What do you long for? What are your desires? How strong is your appetite? Can we share experiences?
I have been undressing the vocabulary of appetite. I see images that trigger desire for the “other” and those images become the foundation of my drawings. The vessels I make are the vehicles for appetite. They can deliver satisfaction to the body and at the same time they can be the objects of desire.
I begin with my body and my perception; it is the genesis for all that I make. My impetus for making is to convey a certain truth about my life experiences. I am interested in the connection between the desire for consumption and the repercussions of fulfilling that desire on the body.
“Decision making” is the impetus for my current body of work. I began by looking at the distinctions between internal forces (like instinct and intuition) and how they influence our external body. Instinct is an automatic response our body makes for increasing longevity. Procreation and protection are the clearest examples of instinct and behaviors that we have most in common with animals. I use animal imagery in my work as a connection to address instinctual issues. At the same time, I also use animals to illustrate feelings of comfort and the familiar.
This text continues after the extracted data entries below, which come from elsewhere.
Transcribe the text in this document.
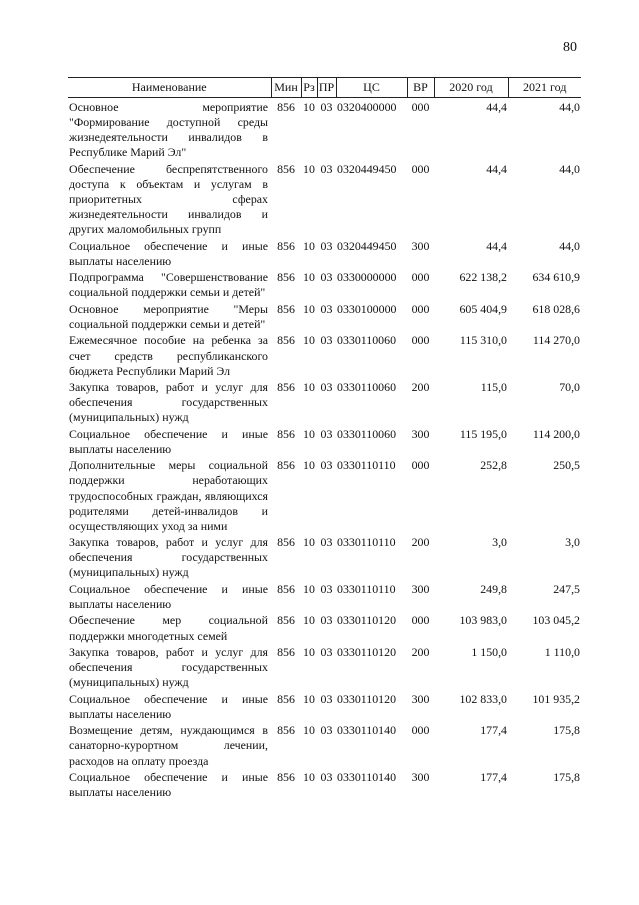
80
Наименование	Мин	Рз	ПР	ЦС	ВР	2020 год	2021 год
Основное мероприятие "Формирование доступной среды жизнедеятельности инвалидов в Республике Марий Эл"	856	10	03	0320400000	000	44,4	44,0
Обеспечение беспрепятственного доступа к объектам и услугам в приоритетных сферах жизнедеятельности инвалидов и других маломобильных групп	856	10	03	0320449450	000	44,4	44,0
Социальное обеспечение и иные выплаты населению	856	10	03	0320449450	300	44,4	44,0
Подпрограмма "Совершенствование социальной поддержки семьи и детей"	856	10	03	0330000000	000	622 138,2	634 610,9
Основное мероприятие "Меры социальной поддержки семьи и детей"	856	10	03	0330100000	000	605 404,9	618 028,6
Ежемесячное пособие на ребенка за счет средств республиканского бюджета Республики Марий Эл	856	10	03	0330110060	000	115 310,0	114 270,0
Закупка товаров, работ и услуг для обеспечения государственных (муниципальных) нужд	856	10	03	0330110060	200	115,0	70,0
Социальное обеспечение и иные выплаты населению	856	10	03	0330110060	300	115 195,0	114 200,0
Дополнительные меры социальной поддержки неработающих трудоспособных граждан, являющихся родителями детей-инвалидов и осуществляющих уход за ними	856	10	03	0330110110	000	252,8	250,5
Закупка товаров, работ и услуг для обеспечения государственных (муниципальных) нужд	856	10	03	0330110110	200	3,0	3,0
Социальное обеспечение и иные выплаты населению	856	10	03	0330110110	300	249,8	247,5
Обеспечение мер социальной поддержки многодетных семей	856	10	03	0330110120	000	103 983,0	103 045,2
Закупка товаров, работ и услуг для обеспечения государственных (муниципальных) нужд	856	10	03	0330110120	200	1 150,0	1 110,0
Социальное обеспечение и иные выплаты населению	856	10	03	0330110120	300	102 833,0	101 935,2
Возмещение детям, нуждающимся в санаторно-курортном лечении, расходов на оплату проезда	856	10	03	0330110140	000	177,4	175,8
Социальное обеспечение и иные выплаты населению	856	10	03	0330110140	300	177,4	175,8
Tattoo imagery also has become part of my visual vocabulary. Tattoos are a type of marker of the past or a set of instructions as to how to live life. I etch the drawings into my pots as a tattoo artist etches permanently into the skin. Both are a record and a reminder.
As an artist, I want to make my human experience sharable. My work represents an extension of my physical being. When someone uses a cup I’ve created, I want them to think of my lip touching theirs as they drink. I draw inspiration from how my full body interacts with other objects…other bodies. The presence of my fingers pinching the work is proof of my body as maker. Every breath, like every fingerprint in clay, is a record of my existence that I want to communicate.
The combination of allegorical images and pattern making that are imbedded into the heavily pinched forms give me a platform to share my life experience. The functional object allows me subversive access into the most intimate surroundings and engages the viewer on both a visual and tactile level. It is in this arena of the domestic that I find a stage to share my human struggles and longings through my artwork.